In questo periodo di grande preoccupazione ricorre sovente e talvolta in
toni lugubri, sui social, giornali, radio e tv la domanda su quale sarà
il nostro futuro, cosa cambierà, ecc. Purtroppo, questa nuova dolorosa
emergenza non cancella, anzi si aggiunge a quelle che già avevamo, come
ad esempio, tanto per citarne una che, non solo interagisce fortemente
con l’attività agricola ma che, da più parti, si ritiene in qualche modo
anche correlata con quello che ci sta succedendo: i cambiamenti
climatici che hanno prodotto un’enorme variabilità delle precipitazioni
con l'alternarsi di stagioni piovose concentrate in pochi giorni, con
eventi catastrofici e stagioni secche che spesso sfociano in
preoccupanti periodi di siccità.
Si calcola che le perdite
economiche, dovute a questi cambiamenti, nei paesi dell’Unione Europea
nel periodo 1980-2015 ammonti a oltre 400 miliardi di €, di cui 38% per
le alluvioni, il 25% per le tempeste di vento, il 10% per la siccità, il
6% per le ondate di calore. Queste ultime hanno un notevole impatto
sulla salute umana visto che causano il maggior numero di morti
soprattutto fra i più vulnerabili (anziani).
Altra emergenza a
livello planetario è la degradazione del suolo. Nel mondo ogni mezz’ora
se ne perdono 500 ha per le cause più diverse (erosione, inquinamento,
cementificazione, ecc.). I suoli sani sono essenziali per la produzione
alimentare: il 95% del nostro cibo dipende dalla disponibilità di suolo
fertile. Agricoltura e urbanizzazione competono per l’uso degli stessi
suoli: tendenzialmente i terreni a più elevata potenzialità produttiva.

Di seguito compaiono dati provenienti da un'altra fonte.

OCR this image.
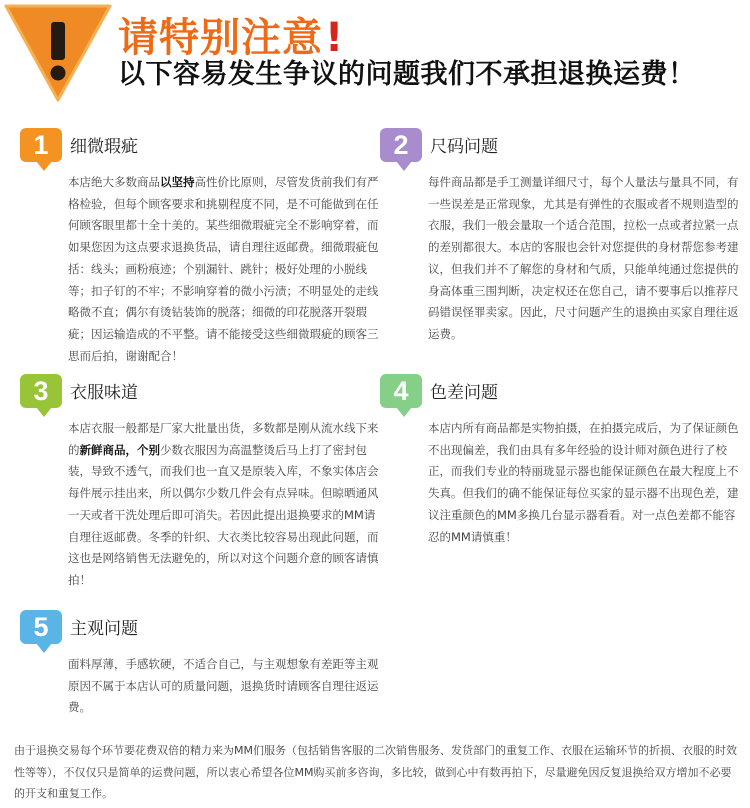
请特别注意!
以下容易发生争议的问题我们不承担退换运费！
1	细微瑕疵
本店绝大多数商品以坚持高性价比原则，尽管发货前我们有严格检验，但每个顾客要求和挑剔程度不同，是不可能做到在任何顾客眼里都十全十美的。某些细微瑕疵完全不影响穿着，而如果您因为这点要求退换货品，请自理往返邮费。细微瑕疵包括：线头；画粉痕迹；个别漏针、跳针；极好处理的小脱线等；扣子钉的不牢；不影响穿着的微小污渍；不明显处的走线略微不直；偶尔有烫钻装饰的脱落；细微的印花脱落开裂瑕疵；因运输造成的不平整。请不能接受这些细微瑕疵的顾客三思而后拍，谢谢配合！
2	尺码问题
每件商品都是手工测量详细尺寸，每个人量法与量具不同，有一些误差是正常现象，尤其是有弹性的衣服或者不规则造型的衣服，我们一般会量取一个适合范围，拉松一点或者拉紧一点的差别都很大。本店的客服也会针对您提供的身材帮您参考建议，但我们并不了解您的身材和气质，只能单纯通过您提供的身高体重三围判断，决定权还在您自己，请不要事后以推荐尺码错误怪罪卖家。因此，尺寸问题产生的退换由买家自理往返运费。
3	衣服味道
本店衣服一般都是厂家大批量出货，多数都是刚从流水线下来的新鲜商品，个别少数衣服因为高温整烫后马上打了密封包装，导致不透气，而我们也一直又是原装入库，不象实体店会每件展示挂出来，所以偶尔少数几件会有点异味。但晾晒通风一天或者干洗处理后即可消失。若因此提出退换要求的MM请自理往返邮费。冬季的针织、大衣类比较容易出现此问题，而这也是网络销售无法避免的，所以对这个问题介意的顾客请慎拍！
4	色差问题
本店内所有商品都是实物拍摄，在拍摄完成后，为了保证颜色不出现偏差，我们由具有多年经验的设计师对颜色进行了校正，而我们专业的特丽珑显示器也能保证颜色在最大程度上不失真。但我们的确不能保证每位买家的显示器不出现色差，建议注重颜色的MM多换几台显示器看看。对一点色差都不能容忍的MM请慎重！
5	主观问题
面料厚薄，手感软硬，不适合自己，与主观想象有差距等主观原因不属于本店认可的质量问题，退换货时请顾客自理往返运费。
由于退换交易每个环节要花费双倍的精力来为MM们服务（包括销售客服的二次销售服务、发货部门的重复工作、衣服在运输环节的折损、衣服的时效性等等），不仅仅只是简单的运费问题，所以衷心希望各位MM购买前多咨询，多比较，做到心中有数再拍下，尽量避免因反复退换给双方增加不必要的开支和重复工作。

Oggi oltre il 33% dei suoli mondiali è affetto da forti limitazioni per
la produzione di alimenti e nei paesi industrializzati le terre da
destinare all’agricoltura sono ormai limitatissime.
Eppure, se la
popolazione continuerà a crescere al tasso attuale, entro il 2050 le
previsioni dicono che dovremo produrre il 60% di cibo in più rispetto al
livello attuale per poter sfamare i 10 miliardi di individui che
popoleranno il pianeta. Ci sarà cibo per tutti? Mi ritornano in mente le
appassionate parole del compianto grande scienziato, caro amico,
Michele Stanca, quando affermava, nella veste anche di abile
divulgatore, che dobbiamo dare da mangiare a questi 10 miliardi e questa
è la sfida del futuro se abbiamo la capacità di mettere in atto una
strategia sostenibile.
Attualmente, la popolazione mondiale spreca
1/3 di tutto il cibo prodotto che corrisponde a 1,3 miliardi di
tonnellate che producono 3,3 miliardi di tonnellate di gas serra, oltre
al relativo danno economico.
Entro il 2050, oltre 140 milioni di
persone dovranno migrare dal loro paese di origine per colpa delle
conseguenze dei cambiamenti climatici e dei disastri ambientali
correlati.
Questi dati sono ben conosciuti e gridati al mondo intero
ma nessuno finora ha posto in atto progetti e azioni adeguate a
invertire, in una prospettiva di lungo termine, questa tendenza. Se si
continua così ci aspetta una decrescita tragica altro che felice!
Sui
mezzi di comunicazione di massa cominciano ad apparire commenti sul
fatto di un possibile rallentamento dell’inquinamento atmosferico ma è
chiaro che i cambiamenti ambientali avvengono nel lungo termine quindi
dobbiamo aspettare per avere dati attendibili. Una cosa però è certa,
visto che si dice che dopo questa tempesta tutto non sarà come prima,
occorre un nuovo paradigma, un nuovo modello di sviluppo per la
produzione industriale, artigianale e agricola che trovi davvero la
completa compatibilità fra la sostenibilità ambientale, economica e
sociale, attualmente molto distanti tra loro. Occorrerà, quindi
ripensare seriamente agli accordi sul clima, fermare veramente il
consumo di suolo, dedicarsi seriamente alla tutela della biodiversità e
incentivare l’agricoltura sostenibile.
Questa emergenza ci ha fatto
capire inoltre che occorrono investimenti nella sanità pubblica per non
ritrovarsi in queste condizioni alla prossima avversità, oltre che
investimenti nella scuola, in ricerca e cultura e nella corretta
manutenzione del Paese, per non dover poi operare sempre con interventi
di emergenza, peraltro più costosi di quelli preventivi.
Sostituire veramente l’economia tradizionale con quella circolare e così via.
Se
davvero, quando questa pandemia sarà passata, saremo capaci di mettere
in atto questo nuovo paradigma, vorrà dire che da questa tragedia
abbiamo saputo cogliere un’opportunità.